Note computeImageBounds returns the minimum and maximum values of the height and width of the input image to obtain the dimensions of the warped image.

Here are the results of warping the images using both interpolation methods along with the time taken for each method:

JoJo's Bizarre Adventure

I defined the correspondences for this image using the bottom painting of the photo to compute \(H\).

Doe Library

Gilman Hall

Strawberry Creek

From my results, using Nearest Neighbor Interpolation was at least 2x faster without surprisingly compromising much quality compared to Bilinear Interpolation from a reasonable distance. This time difference is because for Bilinear Interpolation, you need to compute the weighted average of the neighboring pixels, whereas you can just round to the nearest pixel value in Nearest Neighbor.

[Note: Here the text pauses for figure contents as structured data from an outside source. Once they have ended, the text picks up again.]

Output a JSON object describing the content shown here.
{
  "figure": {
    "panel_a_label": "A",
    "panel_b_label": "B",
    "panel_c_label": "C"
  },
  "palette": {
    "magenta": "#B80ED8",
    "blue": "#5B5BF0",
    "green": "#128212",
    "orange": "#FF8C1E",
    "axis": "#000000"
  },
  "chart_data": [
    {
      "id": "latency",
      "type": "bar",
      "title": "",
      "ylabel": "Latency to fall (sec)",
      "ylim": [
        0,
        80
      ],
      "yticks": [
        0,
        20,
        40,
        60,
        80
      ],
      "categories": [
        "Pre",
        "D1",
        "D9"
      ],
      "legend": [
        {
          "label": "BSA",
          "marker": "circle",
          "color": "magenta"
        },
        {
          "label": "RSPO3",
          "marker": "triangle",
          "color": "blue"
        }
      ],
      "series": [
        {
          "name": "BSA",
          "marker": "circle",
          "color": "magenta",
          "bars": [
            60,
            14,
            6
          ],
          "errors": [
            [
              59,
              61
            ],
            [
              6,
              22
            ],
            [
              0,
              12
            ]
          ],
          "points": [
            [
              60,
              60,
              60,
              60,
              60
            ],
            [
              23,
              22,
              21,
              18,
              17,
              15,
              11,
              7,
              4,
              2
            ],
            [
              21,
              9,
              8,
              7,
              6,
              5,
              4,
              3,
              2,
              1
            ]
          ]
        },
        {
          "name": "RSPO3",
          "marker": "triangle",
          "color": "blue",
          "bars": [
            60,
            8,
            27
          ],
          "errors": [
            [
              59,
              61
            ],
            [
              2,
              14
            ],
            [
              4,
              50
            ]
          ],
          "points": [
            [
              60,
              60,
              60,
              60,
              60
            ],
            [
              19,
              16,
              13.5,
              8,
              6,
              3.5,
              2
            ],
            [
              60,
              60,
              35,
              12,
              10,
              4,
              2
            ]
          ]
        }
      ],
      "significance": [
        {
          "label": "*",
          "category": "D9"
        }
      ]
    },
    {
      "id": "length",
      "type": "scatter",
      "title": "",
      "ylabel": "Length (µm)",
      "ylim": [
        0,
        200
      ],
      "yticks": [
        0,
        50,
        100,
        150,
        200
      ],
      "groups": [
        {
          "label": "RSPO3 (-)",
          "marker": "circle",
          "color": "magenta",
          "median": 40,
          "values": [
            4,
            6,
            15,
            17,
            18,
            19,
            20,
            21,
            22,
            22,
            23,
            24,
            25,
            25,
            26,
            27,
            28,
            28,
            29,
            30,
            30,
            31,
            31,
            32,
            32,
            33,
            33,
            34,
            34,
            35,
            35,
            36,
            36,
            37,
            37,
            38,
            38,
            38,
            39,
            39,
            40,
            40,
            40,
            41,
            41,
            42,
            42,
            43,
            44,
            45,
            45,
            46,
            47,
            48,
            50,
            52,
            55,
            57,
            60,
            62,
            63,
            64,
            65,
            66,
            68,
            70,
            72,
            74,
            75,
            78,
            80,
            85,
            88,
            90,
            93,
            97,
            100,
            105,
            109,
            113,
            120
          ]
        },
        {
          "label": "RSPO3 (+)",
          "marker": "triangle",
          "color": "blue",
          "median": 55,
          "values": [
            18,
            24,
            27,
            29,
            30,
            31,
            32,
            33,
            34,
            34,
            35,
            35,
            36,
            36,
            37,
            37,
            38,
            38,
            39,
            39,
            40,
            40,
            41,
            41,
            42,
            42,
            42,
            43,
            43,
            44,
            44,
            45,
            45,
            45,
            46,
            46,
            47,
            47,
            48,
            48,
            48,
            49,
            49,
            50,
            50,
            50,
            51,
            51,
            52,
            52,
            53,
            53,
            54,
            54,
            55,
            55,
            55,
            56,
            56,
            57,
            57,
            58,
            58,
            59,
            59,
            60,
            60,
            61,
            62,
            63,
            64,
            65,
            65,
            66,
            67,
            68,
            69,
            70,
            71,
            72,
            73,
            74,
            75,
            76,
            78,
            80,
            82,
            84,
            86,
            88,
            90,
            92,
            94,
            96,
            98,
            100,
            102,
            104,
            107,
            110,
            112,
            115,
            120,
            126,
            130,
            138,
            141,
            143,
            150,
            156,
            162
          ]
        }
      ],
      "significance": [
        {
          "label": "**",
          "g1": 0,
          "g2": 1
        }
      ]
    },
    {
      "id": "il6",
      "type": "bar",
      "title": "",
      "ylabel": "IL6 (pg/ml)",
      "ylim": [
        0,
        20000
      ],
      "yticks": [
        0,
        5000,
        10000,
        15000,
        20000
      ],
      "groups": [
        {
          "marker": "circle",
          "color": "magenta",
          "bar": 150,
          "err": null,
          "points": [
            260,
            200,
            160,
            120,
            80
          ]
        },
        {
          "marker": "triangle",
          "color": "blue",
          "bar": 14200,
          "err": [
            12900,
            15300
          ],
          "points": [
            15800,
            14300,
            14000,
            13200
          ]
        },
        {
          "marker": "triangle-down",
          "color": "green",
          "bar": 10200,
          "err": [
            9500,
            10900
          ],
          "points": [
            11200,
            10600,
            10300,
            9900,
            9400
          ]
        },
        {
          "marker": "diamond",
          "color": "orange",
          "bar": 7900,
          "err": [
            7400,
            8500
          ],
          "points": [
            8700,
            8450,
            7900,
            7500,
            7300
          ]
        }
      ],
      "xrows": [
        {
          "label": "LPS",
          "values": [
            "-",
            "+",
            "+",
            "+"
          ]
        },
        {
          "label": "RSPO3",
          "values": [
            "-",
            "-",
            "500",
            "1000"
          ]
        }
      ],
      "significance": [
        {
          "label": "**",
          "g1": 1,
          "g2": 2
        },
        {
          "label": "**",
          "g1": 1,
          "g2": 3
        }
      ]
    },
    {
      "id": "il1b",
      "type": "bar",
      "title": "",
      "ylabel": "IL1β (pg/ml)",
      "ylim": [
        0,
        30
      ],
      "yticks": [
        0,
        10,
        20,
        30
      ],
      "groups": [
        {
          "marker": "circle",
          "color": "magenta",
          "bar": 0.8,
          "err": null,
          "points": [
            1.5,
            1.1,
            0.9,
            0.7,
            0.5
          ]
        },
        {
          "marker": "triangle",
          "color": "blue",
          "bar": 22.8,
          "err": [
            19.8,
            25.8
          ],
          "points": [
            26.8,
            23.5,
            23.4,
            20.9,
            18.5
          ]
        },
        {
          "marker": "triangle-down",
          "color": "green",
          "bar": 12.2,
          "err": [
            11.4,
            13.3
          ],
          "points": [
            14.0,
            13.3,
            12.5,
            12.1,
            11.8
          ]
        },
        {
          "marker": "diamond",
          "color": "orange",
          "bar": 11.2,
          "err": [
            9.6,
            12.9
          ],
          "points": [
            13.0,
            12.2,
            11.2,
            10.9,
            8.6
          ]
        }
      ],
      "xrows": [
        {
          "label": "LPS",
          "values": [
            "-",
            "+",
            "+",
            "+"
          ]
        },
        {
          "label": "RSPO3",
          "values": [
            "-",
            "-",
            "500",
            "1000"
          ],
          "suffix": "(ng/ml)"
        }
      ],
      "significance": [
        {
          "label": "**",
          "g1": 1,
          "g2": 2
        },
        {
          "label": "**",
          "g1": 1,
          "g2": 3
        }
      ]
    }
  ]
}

In theory, Bilinear Interpolation produces smoother results and better preserves fine detail, but is slower due to the additional computations. In contrast, Nearest Neighbor Interpolation simply uses the nearest integer pixel value, which makes it faster but at the cost of image smoothness and finer detail.

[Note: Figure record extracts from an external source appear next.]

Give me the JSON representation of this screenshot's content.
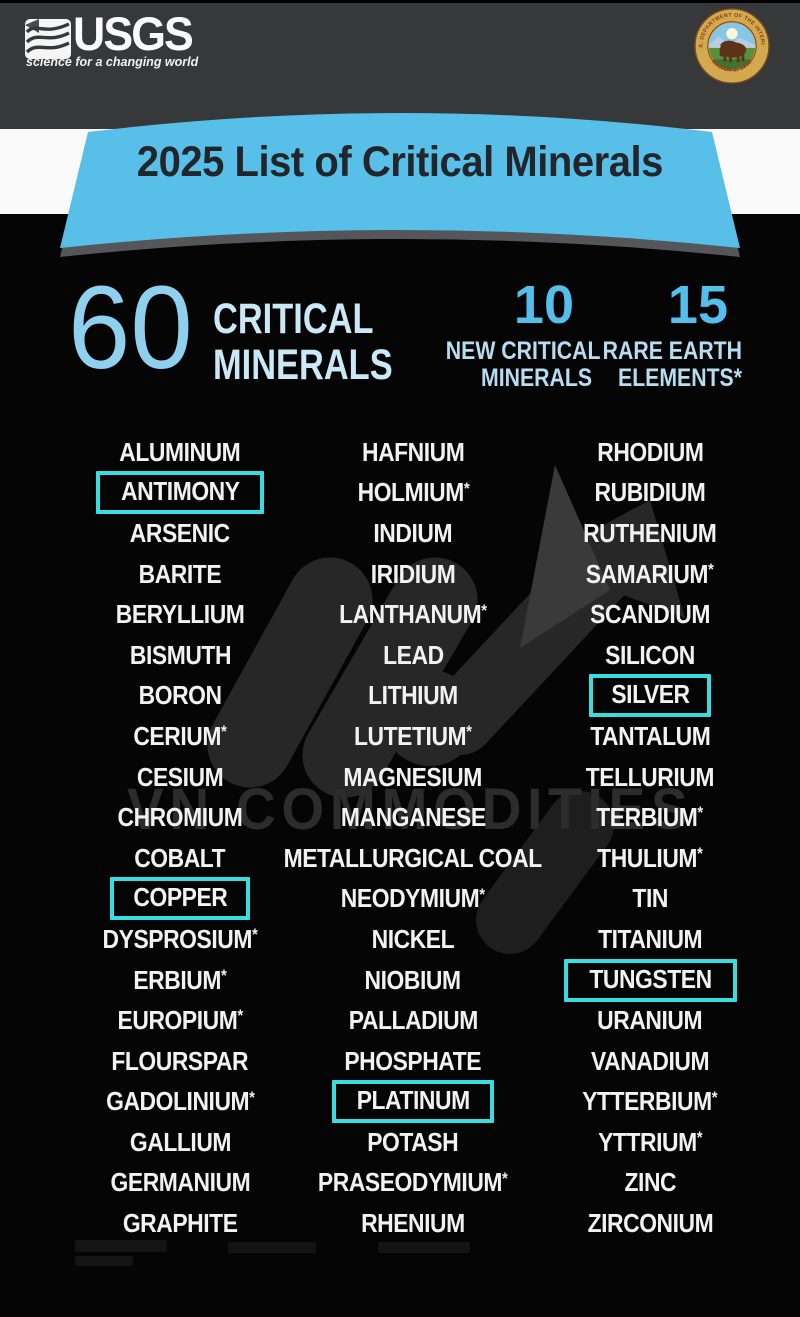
{
  "header": {
    "usgs": {
      "acronym": "USGS",
      "tagline": "science for a changing world"
    },
    "seal": {
      "top_text": "U.S. DEPARTMENT OF THE INTERIOR",
      "bottom_text": "MARCH 3, 1849"
    }
  },
  "banner": {
    "title": "2025 List of Critical Minerals"
  },
  "stats": {
    "total": {
      "value": "60",
      "label_lines": [
        "CRITICAL",
        "MINERALS"
      ]
    },
    "new_critical": {
      "value": "10",
      "label_lines": [
        "NEW CRITICAL",
        "MINERALS"
      ]
    },
    "rare_earth": {
      "value": "15",
      "label_lines": [
        "RARE EARTH",
        "ELEMENTS*"
      ]
    }
  },
  "minerals": {
    "columns": [
      {
        "items": [
          {
            "name": "ALUMINUM"
          },
          {
            "name": "ANTIMONY",
            "boxed": true
          },
          {
            "name": "ARSENIC"
          },
          {
            "name": "BARITE"
          },
          {
            "name": "BERYLLIUM"
          },
          {
            "name": "BISMUTH"
          },
          {
            "name": "BORON"
          },
          {
            "name": "CERIUM",
            "asterisk": true
          },
          {
            "name": "CESIUM"
          },
          {
            "name": "CHROMIUM"
          },
          {
            "name": "COBALT"
          },
          {
            "name": "COPPER",
            "boxed": true
          },
          {
            "name": "DYSPROSIUM",
            "asterisk": true
          },
          {
            "name": "ERBIUM",
            "asterisk": true
          },
          {
            "name": "EUROPIUM",
            "asterisk": true
          },
          {
            "name": "FLOURSPAR"
          },
          {
            "name": "GADOLINIUM",
            "asterisk": true
          },
          {
            "name": "GALLIUM"
          },
          {
            "name": "GERMANIUM"
          },
          {
            "name": "GRAPHITE"
          }
        ]
      },
      {
        "items": [
          {
            "name": "HAFNIUM"
          },
          {
            "name": "HOLMIUM",
            "asterisk": true
          },
          {
            "name": "INDIUM"
          },
          {
            "name": "IRIDIUM"
          },
          {
            "name": "LANTHANUM",
            "asterisk": true
          },
          {
            "name": "LEAD"
          },
          {
            "name": "LITHIUM"
          },
          {
            "name": "LUTETIUM",
            "asterisk": true
          },
          {
            "name": "MAGNESIUM"
          },
          {
            "name": "MANGANESE"
          },
          {
            "name": "METALLURGICAL COAL"
          },
          {
            "name": "NEODYMIUM",
            "asterisk": true
          },
          {
            "name": "NICKEL"
          },
          {
            "name": "NIOBIUM"
          },
          {
            "name": "PALLADIUM"
          },
          {
            "name": "PHOSPHATE"
          },
          {
            "name": "PLATINUM",
            "boxed": true
          },
          {
            "name": "POTASH"
          },
          {
            "name": "PRASEODYMIUM",
            "asterisk": true
          },
          {
            "name": "RHENIUM"
          }
        ]
      },
      {
        "items": [
          {
            "name": "RHODIUM"
          },
          {
            "name": "RUBIDIUM"
          },
          {
            "name": "RUTHENIUM"
          },
          {
            "name": "SAMARIUM",
            "asterisk": true
          },
          {
            "name": "SCANDIUM"
          },
          {
            "name": "SILICON"
          },
          {
            "name": "SILVER",
            "boxed": true
          },
          {
            "name": "TANTALUM"
          },
          {
            "name": "TELLURIUM"
          },
          {
            "name": "TERBIUM",
            "asterisk": true
          },
          {
            "name": "THULIUM",
            "asterisk": true
          },
          {
            "name": "TIN"
          },
          {
            "name": "TITANIUM"
          },
          {
            "name": "TUNGSTEN",
            "boxed": true
          },
          {
            "name": "URANIUM"
          },
          {
            "name": "VANADIUM"
          },
          {
            "name": "YTTERBIUM",
            "asterisk": true
          },
          {
            "name": "YTTRIUM",
            "asterisk": true
          },
          {
            "name": "ZINC"
          },
          {
            "name": "ZIRCONIUM"
          }
        ]
      }
    ]
  },
  "watermark": {
    "text": "VN COMMODITIES"
  },
  "colors": {
    "header_gray": "#36383a",
    "banner_blue": "#58bfe9",
    "banner_title": "#22262a",
    "big_number_blue": "#8ed0ed",
    "stat_number_blue": "#55bfec",
    "stat_label_blue": "#b7ddf2",
    "total_label_blue": "#cbe8f7",
    "mineral_text": "#f2f2f2",
    "highlight_cyan": "#38dedf",
    "watermark_gray": "#2c2c2c",
    "background_black": "#050505",
    "white_band": "#fafafa"
  }
}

A.4: Blend the Images into a Mosaic

I used Nearest Neighbor interpolation for image warping to project each image into the coordinate frame of the center view. After computing the mosaic bounds, I created a black canvas and placed each warped image into its proper position using its calculated offset. Each image was also assigned a binary alpha mask indicating valid pixel regions.

Originally, I stitched the images together without blending by using a simple binary mask. So to blend the images, I implemented a multi-resolution 2-level Laplacian stack blending approach (use my code from Project 2). The images and their masks were downsampled to reduce computation time, and the masks were softened with Gaussian blurring to create smooth transition weights. I then blended the left and center mosaics first, and then blended that with the right image.

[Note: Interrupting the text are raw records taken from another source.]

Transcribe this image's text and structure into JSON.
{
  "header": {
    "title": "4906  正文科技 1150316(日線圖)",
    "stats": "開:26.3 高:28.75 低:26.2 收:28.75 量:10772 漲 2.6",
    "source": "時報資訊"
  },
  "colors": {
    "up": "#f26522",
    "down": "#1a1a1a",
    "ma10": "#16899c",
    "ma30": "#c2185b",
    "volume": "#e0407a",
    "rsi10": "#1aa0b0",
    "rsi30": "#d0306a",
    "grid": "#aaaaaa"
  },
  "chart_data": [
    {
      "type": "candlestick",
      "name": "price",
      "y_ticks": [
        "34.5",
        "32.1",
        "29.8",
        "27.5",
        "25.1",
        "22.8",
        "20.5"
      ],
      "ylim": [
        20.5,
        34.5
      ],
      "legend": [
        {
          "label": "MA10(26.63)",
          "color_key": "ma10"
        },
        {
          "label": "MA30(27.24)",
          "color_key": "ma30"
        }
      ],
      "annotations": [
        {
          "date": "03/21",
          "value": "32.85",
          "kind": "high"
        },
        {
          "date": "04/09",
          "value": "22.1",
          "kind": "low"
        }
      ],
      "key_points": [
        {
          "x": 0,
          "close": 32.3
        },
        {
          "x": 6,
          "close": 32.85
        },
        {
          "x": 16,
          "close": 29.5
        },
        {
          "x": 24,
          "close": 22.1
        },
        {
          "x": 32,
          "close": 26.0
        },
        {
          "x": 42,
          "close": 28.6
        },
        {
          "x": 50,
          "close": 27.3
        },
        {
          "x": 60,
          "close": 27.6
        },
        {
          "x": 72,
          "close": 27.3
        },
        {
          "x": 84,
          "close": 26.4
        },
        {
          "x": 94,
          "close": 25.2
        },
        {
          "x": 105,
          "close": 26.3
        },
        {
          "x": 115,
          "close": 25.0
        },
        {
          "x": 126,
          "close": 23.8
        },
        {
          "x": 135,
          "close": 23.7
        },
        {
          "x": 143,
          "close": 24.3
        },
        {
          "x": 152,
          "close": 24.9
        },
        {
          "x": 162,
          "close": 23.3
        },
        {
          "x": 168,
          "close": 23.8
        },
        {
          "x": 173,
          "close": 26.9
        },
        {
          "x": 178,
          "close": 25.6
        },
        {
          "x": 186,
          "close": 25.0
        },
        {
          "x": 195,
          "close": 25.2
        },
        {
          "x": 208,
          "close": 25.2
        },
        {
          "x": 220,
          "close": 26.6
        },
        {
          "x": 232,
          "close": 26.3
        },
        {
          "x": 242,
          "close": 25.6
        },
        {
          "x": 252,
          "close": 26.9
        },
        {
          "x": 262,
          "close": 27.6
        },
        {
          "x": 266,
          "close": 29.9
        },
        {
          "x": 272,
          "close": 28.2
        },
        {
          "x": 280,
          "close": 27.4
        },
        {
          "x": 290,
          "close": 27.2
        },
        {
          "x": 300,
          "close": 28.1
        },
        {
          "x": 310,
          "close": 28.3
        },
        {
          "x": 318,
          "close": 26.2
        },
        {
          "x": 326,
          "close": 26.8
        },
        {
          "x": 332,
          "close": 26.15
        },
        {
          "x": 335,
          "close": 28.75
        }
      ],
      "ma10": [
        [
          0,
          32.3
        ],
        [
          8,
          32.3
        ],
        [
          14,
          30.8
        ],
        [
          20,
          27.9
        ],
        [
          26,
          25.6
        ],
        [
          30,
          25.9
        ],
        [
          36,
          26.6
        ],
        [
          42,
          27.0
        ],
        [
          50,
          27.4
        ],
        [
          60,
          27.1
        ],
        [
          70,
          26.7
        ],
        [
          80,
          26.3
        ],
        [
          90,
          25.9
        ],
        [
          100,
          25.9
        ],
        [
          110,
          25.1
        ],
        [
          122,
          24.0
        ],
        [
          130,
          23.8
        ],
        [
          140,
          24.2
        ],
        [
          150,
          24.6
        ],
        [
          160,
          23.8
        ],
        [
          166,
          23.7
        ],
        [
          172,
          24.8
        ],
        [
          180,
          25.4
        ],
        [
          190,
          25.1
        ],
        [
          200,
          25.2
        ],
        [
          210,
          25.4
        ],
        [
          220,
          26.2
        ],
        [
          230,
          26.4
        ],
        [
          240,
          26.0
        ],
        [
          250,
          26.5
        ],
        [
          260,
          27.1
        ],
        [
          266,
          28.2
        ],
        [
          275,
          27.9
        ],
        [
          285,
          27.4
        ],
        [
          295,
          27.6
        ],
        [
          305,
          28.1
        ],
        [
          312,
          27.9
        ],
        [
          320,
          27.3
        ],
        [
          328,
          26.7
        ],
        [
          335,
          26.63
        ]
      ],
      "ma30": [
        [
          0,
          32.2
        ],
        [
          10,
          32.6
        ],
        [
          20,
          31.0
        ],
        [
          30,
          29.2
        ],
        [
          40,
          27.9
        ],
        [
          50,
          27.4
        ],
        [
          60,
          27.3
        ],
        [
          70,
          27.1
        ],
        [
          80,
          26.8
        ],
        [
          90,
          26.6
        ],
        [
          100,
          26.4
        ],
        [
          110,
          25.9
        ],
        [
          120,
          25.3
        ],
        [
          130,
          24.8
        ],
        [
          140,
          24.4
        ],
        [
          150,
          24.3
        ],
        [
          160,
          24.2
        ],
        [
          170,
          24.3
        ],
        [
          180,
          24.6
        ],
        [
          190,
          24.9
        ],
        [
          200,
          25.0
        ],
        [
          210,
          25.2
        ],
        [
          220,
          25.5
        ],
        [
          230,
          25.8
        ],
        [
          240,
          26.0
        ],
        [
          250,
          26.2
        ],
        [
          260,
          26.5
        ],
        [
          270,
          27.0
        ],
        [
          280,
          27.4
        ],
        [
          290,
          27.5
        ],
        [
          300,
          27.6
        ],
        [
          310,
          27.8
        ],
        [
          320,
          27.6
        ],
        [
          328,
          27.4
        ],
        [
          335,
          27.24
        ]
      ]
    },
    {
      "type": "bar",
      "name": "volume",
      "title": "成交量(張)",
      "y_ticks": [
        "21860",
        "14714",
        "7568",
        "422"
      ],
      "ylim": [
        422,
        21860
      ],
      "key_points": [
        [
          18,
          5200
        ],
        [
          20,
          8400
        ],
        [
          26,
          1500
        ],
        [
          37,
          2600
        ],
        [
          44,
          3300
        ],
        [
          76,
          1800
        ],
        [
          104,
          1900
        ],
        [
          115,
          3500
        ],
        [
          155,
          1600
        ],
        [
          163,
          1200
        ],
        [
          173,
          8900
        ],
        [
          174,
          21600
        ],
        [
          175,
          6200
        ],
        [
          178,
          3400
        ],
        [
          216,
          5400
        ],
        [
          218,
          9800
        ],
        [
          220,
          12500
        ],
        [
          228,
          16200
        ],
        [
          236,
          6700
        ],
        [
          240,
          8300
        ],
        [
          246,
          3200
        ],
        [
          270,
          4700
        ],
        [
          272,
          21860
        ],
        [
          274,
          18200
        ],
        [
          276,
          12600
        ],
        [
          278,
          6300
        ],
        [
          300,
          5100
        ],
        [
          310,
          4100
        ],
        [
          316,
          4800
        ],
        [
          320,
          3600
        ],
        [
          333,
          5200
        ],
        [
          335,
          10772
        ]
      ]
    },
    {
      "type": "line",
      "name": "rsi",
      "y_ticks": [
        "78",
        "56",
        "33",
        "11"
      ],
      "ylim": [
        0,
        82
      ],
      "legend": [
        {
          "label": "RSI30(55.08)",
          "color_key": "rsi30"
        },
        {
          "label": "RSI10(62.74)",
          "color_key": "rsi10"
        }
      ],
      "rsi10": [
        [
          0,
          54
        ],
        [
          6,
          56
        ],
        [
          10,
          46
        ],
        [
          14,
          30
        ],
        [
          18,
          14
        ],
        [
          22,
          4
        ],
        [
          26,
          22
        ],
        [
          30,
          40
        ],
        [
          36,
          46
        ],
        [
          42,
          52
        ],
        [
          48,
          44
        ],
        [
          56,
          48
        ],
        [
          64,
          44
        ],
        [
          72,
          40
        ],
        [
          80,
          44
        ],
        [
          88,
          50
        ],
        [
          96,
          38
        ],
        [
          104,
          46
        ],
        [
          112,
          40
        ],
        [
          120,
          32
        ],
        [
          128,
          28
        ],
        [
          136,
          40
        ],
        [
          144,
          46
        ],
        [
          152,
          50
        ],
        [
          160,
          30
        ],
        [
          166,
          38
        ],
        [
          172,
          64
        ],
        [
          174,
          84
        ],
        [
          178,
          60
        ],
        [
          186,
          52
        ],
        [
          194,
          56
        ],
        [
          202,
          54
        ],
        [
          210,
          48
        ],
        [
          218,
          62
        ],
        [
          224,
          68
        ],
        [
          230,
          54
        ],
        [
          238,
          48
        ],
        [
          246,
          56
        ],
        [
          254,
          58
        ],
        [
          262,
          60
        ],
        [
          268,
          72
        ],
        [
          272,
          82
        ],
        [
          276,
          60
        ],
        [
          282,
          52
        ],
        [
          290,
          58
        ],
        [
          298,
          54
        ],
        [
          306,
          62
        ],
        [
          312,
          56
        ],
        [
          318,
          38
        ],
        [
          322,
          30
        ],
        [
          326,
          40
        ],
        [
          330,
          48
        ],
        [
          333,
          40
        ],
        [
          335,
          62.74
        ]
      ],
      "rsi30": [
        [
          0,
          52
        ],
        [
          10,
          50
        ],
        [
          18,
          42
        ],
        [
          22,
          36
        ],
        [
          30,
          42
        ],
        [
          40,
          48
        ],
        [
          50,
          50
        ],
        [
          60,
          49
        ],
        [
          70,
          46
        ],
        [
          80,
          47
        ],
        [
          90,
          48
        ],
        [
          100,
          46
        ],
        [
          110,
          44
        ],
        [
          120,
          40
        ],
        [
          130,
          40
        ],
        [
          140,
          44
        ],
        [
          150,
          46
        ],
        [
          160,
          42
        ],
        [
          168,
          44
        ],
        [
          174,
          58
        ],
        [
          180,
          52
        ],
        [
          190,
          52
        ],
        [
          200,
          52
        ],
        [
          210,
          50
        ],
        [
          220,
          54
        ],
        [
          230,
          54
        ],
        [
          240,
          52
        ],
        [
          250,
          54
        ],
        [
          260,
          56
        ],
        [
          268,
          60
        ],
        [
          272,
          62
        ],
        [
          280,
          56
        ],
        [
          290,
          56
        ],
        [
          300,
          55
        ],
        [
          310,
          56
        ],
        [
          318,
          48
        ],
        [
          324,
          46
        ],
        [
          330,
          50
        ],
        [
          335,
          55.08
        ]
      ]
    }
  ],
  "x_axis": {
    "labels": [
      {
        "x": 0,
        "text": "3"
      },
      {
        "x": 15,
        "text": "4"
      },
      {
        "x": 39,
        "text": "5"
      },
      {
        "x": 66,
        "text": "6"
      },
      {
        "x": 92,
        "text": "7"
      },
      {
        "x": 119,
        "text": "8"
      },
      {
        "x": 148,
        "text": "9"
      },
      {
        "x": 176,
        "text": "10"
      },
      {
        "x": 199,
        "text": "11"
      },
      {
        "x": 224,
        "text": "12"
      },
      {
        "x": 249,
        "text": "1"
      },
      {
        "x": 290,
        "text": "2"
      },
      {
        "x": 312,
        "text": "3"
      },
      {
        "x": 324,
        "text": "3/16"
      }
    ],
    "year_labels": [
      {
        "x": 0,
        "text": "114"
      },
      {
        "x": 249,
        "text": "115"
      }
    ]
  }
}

The blended results show slightly smoother transitions and reduced edge artifacts, though some ghosting remains due to shaky hands when choosing the correspondences.

Doe Library

Gilman Hall

Strawberry Creek

Part B: Feature Matching for Autostitching

The algorithms used in this part follow from Brown et al.'s paper Multi-Image Matching using Multi-Scale Oriented Patches

B.1: Harris Corner Detection

Using the provided starter for the Harris Interest Point Detector, these are the Harris corners found on the Doe Library image set:

After implementing Adaptive Non-Maximal Suppression (ANMS), these are the suppressed number of Harris corner points found on the Doe Library image set:

B.2: Feature Descriptor Extraction

Using the suppressed Harris corner points, I implemented Feature Descriptor extraction method to extract \(8 \times 8\) feature descriptors. Here are 7 extracted features on the Doe Library image set:

B.3: Feature Matching

Now being able to extract the feature descriptors in the images, for the left and right images, we will find the pairs that look most similar (feature similarlity was computed using Euclidean distance) to the center image. The matches were then filtered with Lowe’s ratio test. The Feature Matching method I implemented produced these results:

B.4: RANSAC for Robust Homography

We can reduce the number of matches to only consider the best ones (inliers) via Random Sample Consensus (RANSAC). Implementing the algorithm as described in class, we get:

RANSAC was able to successfully remove outlier correspondences.

Putting parts B.1 to B.4 together, we can now adapting my code from part A.4 produce mosaics with automatic stitching. Here are the comparisons between manual and automatic stitched results:

Doe Library

Gilman Hall

Strawberry Creek

The results seem similar albeit some ghosting, but the automatic stitching saved a lot of time and strain not having to manually choose the correspondences everytime.